103
ZESDE HOOFDSTUK.
De sneeuw lag als een dikke vacht op de
boomen van „de Brem.”
Twee dagen en twee nachten had het gesneeuwd en nog zag de lucht zoo grauw of er pak
ken sneeuw zouden komen.
„Het wordt een echte, witte Kerstmis,” zei blij Mary, die bedrijvig door het huis liep om alles in orde te brengen voor Corry’s komst.
„Merel!” galmde Lodewijk van boven. „Zul je de logeerkamer wat verwarmen, ’t is er ijzig, denk ik.”
„Is al lang voor gezorgd!” riep ze terug.
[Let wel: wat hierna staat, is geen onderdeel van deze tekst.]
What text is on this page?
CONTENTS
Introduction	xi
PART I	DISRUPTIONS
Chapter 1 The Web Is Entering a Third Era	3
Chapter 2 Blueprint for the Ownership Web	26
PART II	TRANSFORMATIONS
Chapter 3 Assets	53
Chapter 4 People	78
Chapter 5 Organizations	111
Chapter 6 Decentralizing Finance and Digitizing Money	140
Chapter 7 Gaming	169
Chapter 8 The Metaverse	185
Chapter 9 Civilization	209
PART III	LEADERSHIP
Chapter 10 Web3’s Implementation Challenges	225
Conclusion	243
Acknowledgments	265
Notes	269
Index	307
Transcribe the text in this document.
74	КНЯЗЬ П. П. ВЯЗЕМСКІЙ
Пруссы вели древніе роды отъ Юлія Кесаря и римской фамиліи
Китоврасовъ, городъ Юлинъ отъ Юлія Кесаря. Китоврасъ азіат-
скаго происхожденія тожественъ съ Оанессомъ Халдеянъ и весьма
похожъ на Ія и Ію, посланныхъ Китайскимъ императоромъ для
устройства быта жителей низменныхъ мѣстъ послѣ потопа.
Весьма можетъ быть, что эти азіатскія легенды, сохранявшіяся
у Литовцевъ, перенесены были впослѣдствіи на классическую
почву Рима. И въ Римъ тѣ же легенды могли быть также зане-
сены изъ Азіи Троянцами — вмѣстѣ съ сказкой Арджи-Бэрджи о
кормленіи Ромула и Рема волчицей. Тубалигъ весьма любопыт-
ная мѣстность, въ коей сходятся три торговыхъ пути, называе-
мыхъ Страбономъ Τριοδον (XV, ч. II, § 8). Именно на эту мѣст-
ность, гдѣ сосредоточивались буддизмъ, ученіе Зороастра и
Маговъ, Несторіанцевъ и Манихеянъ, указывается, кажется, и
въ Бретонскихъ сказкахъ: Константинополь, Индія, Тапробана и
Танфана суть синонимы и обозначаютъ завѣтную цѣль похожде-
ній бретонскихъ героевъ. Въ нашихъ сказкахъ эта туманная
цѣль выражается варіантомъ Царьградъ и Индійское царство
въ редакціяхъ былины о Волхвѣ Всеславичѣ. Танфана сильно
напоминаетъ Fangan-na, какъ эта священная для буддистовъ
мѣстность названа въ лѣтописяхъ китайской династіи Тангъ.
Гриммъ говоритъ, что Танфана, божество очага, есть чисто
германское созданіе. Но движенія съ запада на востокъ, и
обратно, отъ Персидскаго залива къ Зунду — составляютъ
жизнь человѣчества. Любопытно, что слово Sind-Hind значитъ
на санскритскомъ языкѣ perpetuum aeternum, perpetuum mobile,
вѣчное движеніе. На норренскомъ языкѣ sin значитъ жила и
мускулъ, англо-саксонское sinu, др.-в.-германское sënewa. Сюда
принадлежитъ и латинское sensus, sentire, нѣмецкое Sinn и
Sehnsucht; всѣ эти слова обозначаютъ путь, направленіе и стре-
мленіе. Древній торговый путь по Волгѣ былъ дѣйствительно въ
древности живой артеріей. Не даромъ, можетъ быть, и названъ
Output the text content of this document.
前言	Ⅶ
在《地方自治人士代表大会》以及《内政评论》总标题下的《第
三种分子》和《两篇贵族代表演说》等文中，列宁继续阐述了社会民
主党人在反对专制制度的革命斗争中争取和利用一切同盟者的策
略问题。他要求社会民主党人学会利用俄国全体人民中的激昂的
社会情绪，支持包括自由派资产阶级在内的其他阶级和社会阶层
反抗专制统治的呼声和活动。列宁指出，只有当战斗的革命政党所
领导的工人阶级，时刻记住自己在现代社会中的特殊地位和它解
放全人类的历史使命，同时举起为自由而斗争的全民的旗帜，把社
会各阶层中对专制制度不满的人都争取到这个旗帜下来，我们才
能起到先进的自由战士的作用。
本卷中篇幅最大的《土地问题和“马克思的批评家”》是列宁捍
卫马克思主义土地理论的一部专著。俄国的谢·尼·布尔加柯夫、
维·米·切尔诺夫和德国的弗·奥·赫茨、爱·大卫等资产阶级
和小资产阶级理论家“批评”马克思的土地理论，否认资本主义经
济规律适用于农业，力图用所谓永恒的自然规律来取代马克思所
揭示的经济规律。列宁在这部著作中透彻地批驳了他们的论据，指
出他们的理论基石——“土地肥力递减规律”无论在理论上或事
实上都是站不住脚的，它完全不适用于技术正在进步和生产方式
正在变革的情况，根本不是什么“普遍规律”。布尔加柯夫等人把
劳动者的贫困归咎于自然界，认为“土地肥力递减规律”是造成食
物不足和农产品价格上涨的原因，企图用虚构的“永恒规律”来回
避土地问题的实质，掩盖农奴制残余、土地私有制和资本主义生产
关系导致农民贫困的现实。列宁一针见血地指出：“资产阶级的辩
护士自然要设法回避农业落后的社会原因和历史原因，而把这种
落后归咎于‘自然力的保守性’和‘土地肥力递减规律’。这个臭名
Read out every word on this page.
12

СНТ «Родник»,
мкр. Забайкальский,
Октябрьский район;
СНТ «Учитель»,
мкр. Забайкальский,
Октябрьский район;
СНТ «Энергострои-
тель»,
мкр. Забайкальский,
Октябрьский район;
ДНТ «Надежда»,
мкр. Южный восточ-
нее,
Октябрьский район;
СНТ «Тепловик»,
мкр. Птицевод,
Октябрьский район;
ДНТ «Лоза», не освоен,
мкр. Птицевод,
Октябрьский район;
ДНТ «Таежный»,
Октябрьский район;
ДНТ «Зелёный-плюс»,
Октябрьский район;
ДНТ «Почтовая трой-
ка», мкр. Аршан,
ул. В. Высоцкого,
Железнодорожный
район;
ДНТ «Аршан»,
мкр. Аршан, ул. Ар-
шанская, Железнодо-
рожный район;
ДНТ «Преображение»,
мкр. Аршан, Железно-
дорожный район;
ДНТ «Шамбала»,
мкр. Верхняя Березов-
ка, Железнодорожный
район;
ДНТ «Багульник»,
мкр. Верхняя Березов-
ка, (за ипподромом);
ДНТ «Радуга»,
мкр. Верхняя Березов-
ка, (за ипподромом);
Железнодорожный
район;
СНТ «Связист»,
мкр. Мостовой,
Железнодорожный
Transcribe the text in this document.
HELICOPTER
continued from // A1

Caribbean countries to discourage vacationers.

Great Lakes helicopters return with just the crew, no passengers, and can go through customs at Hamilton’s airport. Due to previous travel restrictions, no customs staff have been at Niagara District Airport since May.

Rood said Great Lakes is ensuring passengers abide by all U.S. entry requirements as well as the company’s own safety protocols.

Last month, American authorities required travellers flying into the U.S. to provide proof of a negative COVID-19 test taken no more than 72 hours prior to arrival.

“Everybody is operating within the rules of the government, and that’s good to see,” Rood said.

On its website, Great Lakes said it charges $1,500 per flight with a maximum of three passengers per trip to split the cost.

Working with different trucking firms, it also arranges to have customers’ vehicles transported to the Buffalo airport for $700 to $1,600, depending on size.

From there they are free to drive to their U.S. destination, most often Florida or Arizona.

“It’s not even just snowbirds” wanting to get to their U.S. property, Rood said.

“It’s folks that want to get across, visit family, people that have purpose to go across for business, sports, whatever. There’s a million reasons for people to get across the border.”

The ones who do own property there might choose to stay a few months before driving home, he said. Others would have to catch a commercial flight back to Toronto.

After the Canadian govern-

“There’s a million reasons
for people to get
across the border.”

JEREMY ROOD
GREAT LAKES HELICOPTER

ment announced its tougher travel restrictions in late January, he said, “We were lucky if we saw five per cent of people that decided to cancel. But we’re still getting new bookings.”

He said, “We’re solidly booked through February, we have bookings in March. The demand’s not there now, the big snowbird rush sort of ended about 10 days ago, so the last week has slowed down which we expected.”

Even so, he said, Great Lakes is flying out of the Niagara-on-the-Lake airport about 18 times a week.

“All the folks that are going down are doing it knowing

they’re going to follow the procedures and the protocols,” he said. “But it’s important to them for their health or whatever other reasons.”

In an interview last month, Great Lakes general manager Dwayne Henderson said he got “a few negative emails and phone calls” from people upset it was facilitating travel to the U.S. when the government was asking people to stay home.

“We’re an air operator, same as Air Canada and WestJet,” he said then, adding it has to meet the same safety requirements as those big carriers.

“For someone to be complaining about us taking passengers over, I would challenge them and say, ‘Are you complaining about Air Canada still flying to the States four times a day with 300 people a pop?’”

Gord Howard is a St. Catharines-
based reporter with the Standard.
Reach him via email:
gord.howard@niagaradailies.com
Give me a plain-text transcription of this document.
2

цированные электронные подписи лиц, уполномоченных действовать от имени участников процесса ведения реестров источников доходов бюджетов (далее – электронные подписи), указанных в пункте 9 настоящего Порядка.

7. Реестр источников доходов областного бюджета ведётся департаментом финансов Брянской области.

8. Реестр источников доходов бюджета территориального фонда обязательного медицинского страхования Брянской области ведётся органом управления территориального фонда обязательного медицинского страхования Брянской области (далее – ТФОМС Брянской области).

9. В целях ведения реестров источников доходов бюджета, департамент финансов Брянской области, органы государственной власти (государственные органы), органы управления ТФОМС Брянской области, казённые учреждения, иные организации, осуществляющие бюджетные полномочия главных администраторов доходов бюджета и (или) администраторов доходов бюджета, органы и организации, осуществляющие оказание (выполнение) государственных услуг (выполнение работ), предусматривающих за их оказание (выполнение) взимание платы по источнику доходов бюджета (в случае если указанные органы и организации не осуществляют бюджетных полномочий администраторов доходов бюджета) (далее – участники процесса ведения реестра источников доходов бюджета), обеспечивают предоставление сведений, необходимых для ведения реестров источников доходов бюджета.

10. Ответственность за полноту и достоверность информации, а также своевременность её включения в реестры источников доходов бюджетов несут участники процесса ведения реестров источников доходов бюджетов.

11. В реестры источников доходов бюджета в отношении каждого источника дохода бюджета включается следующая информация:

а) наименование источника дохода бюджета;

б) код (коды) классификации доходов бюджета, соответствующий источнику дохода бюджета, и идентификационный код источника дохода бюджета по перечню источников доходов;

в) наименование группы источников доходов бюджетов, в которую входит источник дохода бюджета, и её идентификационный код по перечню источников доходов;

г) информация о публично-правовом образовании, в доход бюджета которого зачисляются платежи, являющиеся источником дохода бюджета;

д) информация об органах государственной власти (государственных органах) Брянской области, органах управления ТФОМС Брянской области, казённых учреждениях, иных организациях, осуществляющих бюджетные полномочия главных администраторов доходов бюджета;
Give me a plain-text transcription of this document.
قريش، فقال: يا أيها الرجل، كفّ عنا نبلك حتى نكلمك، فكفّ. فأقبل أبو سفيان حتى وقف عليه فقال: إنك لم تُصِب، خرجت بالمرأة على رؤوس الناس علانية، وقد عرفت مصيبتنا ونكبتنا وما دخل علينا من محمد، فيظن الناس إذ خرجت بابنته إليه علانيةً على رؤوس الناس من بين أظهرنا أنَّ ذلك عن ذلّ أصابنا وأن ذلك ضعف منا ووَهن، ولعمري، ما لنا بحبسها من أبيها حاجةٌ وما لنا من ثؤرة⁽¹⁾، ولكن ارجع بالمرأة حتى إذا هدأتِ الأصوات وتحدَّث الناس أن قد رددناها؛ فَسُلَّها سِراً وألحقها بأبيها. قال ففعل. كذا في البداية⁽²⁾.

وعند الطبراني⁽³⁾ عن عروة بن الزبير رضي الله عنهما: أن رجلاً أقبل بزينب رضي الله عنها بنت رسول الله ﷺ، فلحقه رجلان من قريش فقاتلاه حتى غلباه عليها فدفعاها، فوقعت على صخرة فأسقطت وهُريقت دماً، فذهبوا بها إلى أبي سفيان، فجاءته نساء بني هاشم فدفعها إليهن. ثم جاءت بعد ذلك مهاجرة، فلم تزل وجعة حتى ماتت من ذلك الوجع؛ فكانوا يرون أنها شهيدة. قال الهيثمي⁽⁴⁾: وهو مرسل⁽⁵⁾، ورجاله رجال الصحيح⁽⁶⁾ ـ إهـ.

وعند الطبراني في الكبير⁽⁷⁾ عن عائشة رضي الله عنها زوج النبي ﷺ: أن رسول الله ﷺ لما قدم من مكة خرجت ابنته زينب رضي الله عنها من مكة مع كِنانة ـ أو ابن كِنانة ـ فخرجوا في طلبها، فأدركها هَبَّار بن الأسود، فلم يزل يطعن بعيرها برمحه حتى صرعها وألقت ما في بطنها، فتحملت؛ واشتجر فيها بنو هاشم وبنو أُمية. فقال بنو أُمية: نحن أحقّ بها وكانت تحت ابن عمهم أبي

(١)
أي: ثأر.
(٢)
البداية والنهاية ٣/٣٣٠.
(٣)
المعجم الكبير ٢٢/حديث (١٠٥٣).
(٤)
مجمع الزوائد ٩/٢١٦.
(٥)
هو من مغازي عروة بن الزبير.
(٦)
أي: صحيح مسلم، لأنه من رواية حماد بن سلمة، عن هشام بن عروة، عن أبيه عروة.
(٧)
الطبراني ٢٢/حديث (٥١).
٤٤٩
„En heb je wat bloemen neergezet?”
„Ja - a!”
„Wat maakt hij zich bezorgd,” lachte ze stil
voor zich heen. „Hij heeft het danig te pakken van Corry. Geen wonder ook, ze is een schat!” Juist wilde ze naar boven gaan, toen ze Walter hoorde thuis komen. Dus ging ze de huiskamer weer in.
„O, wat is het hier weldadig!” zei Walter, zich warmend bij het open haardvuur. „En overal hulst! Mereltje, wat een genoegelijkheid! En jawel! boven de deur mistletoe! Meisje, wat heb je in den zin? Moet hier gekust worden?”
„Wie weet,” lachte ze geheimzinnig.
„Reken je op Lodewijk of mij? Of moeten we er allebei aan gelooven?”